It is common to have a disconnect between what a machine learning model is actually communicating vs. what the stakeholders are hearing.
Stakeholders often assume that AIs are communicating:
- Clearcut causality
- Unqualified recommendations of specific actions
- Generalizable results
- Descriptions of the future
When machine learning models often should be interpreted as being more descriptive than prescriptive:
- Recognizing patterns in historical data
- Focused on correlation not causality
- Having generalizability that is wholly dependent on nature of training set and the frequency of re-training and re-deployment
- Valid only if there is no change in behavior driven by the model (no feedback loops)
The well known University of Pittsburgh pneumonia modeling example illustrates this sort of disconnect. It would have been easy for Doctors to assume the “model is telling us that asthma patients with pneumonia should be treated outpatient” when what the model was really telling them was “asthma patients with pneumonia historically had few complications specifically because they were given the highest level of inpatient care”.

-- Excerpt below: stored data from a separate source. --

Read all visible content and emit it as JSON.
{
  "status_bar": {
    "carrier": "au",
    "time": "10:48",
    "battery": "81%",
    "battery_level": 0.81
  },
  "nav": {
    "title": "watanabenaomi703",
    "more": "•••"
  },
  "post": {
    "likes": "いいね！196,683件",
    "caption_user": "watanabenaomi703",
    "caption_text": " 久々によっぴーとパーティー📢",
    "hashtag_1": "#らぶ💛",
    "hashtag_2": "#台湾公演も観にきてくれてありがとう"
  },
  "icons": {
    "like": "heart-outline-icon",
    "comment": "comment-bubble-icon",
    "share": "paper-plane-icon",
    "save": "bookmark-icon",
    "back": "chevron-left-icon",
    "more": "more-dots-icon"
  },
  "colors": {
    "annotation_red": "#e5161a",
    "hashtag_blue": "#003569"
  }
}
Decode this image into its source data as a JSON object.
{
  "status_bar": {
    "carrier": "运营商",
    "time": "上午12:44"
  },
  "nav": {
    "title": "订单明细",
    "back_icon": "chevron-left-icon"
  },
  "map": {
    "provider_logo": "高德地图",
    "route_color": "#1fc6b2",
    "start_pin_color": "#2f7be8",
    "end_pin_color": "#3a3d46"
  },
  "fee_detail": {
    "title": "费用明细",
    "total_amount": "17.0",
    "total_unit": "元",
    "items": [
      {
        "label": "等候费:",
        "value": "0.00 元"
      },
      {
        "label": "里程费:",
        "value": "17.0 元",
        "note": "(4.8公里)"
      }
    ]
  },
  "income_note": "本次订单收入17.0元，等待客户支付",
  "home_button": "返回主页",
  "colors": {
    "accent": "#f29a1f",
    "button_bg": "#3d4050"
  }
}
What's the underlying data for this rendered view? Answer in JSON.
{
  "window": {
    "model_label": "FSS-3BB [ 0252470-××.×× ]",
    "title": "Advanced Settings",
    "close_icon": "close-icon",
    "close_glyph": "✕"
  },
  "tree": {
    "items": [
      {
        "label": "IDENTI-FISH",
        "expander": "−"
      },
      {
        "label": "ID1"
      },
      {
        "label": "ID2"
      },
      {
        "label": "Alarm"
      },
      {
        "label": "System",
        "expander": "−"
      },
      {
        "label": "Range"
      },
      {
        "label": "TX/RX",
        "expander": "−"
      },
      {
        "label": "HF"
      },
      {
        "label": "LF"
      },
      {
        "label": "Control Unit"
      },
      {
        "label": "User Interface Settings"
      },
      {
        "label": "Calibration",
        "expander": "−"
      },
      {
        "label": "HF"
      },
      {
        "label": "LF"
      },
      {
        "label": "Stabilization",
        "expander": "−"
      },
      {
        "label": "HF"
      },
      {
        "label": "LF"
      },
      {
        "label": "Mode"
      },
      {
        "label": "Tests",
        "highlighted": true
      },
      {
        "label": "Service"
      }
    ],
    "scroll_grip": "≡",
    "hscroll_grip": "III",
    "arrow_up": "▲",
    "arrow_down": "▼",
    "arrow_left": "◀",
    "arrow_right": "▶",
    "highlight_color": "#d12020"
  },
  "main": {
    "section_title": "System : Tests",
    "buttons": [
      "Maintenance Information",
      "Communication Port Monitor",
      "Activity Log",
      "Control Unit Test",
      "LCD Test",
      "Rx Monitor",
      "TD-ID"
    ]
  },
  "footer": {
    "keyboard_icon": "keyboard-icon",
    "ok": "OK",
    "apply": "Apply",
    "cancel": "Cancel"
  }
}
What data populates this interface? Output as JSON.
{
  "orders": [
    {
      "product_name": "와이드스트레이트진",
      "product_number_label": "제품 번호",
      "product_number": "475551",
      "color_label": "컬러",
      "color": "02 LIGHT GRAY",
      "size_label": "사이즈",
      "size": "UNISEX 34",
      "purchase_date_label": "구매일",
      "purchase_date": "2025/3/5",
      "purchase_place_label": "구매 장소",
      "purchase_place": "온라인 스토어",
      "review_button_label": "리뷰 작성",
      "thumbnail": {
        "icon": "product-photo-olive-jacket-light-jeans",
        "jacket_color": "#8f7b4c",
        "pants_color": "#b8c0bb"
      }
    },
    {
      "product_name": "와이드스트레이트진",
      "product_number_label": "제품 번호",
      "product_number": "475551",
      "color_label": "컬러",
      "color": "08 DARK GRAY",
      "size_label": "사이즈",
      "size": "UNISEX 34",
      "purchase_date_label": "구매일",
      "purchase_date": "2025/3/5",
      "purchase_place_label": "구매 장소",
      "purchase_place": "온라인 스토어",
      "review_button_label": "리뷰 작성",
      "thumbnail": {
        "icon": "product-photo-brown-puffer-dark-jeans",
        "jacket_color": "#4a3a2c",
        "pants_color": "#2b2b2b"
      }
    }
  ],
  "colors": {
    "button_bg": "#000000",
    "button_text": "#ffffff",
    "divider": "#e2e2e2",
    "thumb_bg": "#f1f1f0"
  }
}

One way to address this disconnect is to carefully educate all stakeholders on the subtle and abstract art of interpreting outputs from black box machine learning models. Typically these abstract explanations by themselves won’t fully sink in. Even when warned not to, stakeholders will take the result from an AI and project that it can be applied much more generally than it can.
Opening up the black box and providing explainability is an important mechanism to catch these sorts of miscommunications before they do any harm. When a result comes with an explanation it is much more intuitive for users to understand the limits of how that result can be applied.